Andreas Karlsson: Machine Learning in Kreĭn Spaces: An Exposition to the Main Representer Theorems

Abstract:

Kernel methods are powerful in machine learning because they enable nonlinear learning with simpler linear algebra tools. Yet most theory is built around positive semidefinite kernels and Hilbert-space geometry. This expository thesis explains how learning with indefinite kernels can be made rigorous and tractable in reproducing kernel Kreĭn spaces (RKKS). The thesis builds a concise pathway from the geometry of Kreĭn spaces (fundamental decomposition and symmetry, strong topology via the associated Hilbert space) to reproducing kernels, where evaluations are continuous and the kernel-induced form coincides with the RKKS inner product.

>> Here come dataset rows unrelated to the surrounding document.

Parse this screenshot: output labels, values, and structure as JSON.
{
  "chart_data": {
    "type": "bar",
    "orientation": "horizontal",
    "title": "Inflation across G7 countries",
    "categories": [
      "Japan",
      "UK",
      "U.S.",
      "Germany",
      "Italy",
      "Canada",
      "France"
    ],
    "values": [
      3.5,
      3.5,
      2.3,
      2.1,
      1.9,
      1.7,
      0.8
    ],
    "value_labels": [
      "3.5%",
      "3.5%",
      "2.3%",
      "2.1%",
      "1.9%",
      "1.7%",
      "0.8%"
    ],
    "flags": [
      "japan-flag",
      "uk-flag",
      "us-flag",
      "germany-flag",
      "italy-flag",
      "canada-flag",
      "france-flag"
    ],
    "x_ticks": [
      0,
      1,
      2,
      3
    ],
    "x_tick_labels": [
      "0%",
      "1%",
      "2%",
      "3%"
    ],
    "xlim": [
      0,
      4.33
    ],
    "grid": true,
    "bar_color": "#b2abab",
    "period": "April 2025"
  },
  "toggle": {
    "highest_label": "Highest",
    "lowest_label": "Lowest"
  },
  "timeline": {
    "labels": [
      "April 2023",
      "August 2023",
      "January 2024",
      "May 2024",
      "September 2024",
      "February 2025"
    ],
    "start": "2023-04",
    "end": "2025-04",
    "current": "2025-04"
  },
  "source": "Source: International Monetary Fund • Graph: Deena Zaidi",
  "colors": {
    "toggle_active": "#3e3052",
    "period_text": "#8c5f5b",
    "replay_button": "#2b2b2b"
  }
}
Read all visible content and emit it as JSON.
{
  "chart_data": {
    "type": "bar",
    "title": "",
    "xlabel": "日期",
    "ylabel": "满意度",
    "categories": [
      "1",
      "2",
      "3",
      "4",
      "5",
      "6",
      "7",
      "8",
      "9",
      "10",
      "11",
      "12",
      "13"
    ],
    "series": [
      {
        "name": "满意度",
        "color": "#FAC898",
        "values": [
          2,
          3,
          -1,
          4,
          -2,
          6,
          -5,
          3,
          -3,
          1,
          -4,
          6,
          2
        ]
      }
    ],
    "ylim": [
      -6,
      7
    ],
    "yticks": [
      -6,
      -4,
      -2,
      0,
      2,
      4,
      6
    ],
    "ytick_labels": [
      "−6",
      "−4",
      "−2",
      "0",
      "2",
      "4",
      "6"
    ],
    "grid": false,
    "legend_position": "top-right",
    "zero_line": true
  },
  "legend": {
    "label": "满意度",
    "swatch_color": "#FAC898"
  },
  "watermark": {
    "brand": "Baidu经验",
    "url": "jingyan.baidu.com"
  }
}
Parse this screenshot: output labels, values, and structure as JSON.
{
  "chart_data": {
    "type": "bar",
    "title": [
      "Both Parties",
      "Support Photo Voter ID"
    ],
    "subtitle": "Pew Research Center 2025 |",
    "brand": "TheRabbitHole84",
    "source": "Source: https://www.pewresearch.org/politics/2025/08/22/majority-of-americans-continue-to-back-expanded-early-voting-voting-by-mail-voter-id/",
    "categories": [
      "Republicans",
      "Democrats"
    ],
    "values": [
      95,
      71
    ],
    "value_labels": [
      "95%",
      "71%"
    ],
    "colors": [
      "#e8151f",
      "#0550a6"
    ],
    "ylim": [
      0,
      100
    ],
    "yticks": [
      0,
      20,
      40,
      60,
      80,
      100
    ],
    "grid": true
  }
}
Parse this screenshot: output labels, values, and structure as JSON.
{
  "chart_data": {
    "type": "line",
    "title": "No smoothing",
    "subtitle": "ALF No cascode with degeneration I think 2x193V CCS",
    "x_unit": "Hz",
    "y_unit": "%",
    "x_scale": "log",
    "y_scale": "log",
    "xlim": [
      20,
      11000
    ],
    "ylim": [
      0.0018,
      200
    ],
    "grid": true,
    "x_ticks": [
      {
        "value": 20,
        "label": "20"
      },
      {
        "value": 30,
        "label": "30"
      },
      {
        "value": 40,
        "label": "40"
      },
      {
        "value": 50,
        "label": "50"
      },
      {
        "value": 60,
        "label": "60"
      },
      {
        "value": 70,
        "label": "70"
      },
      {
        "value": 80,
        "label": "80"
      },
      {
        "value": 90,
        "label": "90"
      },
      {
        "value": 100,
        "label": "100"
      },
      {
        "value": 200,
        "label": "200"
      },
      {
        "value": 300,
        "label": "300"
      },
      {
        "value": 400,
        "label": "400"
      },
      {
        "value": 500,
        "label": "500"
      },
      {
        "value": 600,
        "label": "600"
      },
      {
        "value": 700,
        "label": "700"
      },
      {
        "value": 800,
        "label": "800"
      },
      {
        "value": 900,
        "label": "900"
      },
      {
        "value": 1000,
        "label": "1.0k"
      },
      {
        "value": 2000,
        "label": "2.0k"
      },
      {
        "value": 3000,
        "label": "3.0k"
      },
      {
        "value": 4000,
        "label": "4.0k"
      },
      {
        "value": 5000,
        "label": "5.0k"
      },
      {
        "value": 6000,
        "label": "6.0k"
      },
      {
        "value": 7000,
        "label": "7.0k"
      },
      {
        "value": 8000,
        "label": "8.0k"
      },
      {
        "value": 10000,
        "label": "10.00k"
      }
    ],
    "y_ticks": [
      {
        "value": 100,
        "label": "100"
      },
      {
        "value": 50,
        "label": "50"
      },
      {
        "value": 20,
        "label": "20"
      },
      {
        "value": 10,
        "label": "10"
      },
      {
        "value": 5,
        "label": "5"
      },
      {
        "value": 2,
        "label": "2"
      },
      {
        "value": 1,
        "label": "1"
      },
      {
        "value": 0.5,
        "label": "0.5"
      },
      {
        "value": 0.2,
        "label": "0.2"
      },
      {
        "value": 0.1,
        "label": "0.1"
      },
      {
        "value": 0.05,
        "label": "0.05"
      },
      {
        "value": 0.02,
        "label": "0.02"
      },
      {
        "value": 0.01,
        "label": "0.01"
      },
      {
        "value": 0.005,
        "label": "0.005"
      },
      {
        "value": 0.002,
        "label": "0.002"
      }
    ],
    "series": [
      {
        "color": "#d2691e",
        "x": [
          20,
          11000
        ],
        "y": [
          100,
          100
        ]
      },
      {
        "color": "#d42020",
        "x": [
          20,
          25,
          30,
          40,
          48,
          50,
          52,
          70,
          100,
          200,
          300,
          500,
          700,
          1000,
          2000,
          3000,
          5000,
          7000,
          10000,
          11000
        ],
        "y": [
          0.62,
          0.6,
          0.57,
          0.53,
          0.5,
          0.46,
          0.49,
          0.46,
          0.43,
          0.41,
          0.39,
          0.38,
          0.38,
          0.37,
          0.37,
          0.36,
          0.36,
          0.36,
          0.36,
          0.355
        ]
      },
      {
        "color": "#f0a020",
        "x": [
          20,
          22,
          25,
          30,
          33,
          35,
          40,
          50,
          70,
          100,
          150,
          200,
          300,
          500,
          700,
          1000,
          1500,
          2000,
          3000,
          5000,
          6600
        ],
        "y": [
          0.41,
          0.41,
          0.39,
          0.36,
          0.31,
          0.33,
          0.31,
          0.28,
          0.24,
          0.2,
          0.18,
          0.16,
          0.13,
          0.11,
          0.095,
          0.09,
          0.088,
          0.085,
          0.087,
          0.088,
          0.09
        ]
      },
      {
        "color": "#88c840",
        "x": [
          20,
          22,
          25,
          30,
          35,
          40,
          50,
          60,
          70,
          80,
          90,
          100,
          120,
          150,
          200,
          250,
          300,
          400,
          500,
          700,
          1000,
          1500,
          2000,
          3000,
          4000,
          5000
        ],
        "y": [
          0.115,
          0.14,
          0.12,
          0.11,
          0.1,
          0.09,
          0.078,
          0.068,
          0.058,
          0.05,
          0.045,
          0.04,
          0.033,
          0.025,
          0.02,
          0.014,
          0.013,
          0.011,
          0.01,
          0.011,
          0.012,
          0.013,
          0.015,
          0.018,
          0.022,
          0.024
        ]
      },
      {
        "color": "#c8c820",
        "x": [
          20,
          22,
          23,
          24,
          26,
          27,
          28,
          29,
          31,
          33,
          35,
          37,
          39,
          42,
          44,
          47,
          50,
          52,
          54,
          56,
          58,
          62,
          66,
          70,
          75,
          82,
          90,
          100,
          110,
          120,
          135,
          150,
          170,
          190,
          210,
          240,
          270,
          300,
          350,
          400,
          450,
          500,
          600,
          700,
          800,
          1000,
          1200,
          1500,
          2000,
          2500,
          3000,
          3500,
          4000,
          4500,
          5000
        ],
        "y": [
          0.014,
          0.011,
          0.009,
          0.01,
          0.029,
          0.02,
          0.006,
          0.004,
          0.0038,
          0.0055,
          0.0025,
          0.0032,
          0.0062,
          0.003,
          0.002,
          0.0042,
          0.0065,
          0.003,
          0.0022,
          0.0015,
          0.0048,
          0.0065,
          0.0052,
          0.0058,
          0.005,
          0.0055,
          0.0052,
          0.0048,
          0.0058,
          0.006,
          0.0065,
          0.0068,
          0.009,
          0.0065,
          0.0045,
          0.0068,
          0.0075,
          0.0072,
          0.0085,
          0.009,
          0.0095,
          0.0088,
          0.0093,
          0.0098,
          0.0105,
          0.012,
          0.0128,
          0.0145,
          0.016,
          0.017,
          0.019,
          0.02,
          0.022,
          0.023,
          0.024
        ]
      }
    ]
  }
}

On this foundation we synthesize two RKKS formulations of regularized empirical risk minimization: (1) a stabilization setup with a weak representer theorem, where stationary solutions lie in the data span, and (2) a variance-constrained minimization setup with a strong representer theorem, where optimizers lie in the span under strong-topology Tikhonov regularization. In both cases, the representer theorems make the infinite-dimensional problems collapse to finite-dimensional Gram-matrix algebra, introducing the kernel trick in the indefinite setting. A limitation of this setup is that naïve objectives can be unbounded below. This clarifies when indefinite kernels can be used reliably in specific supervised learning problems.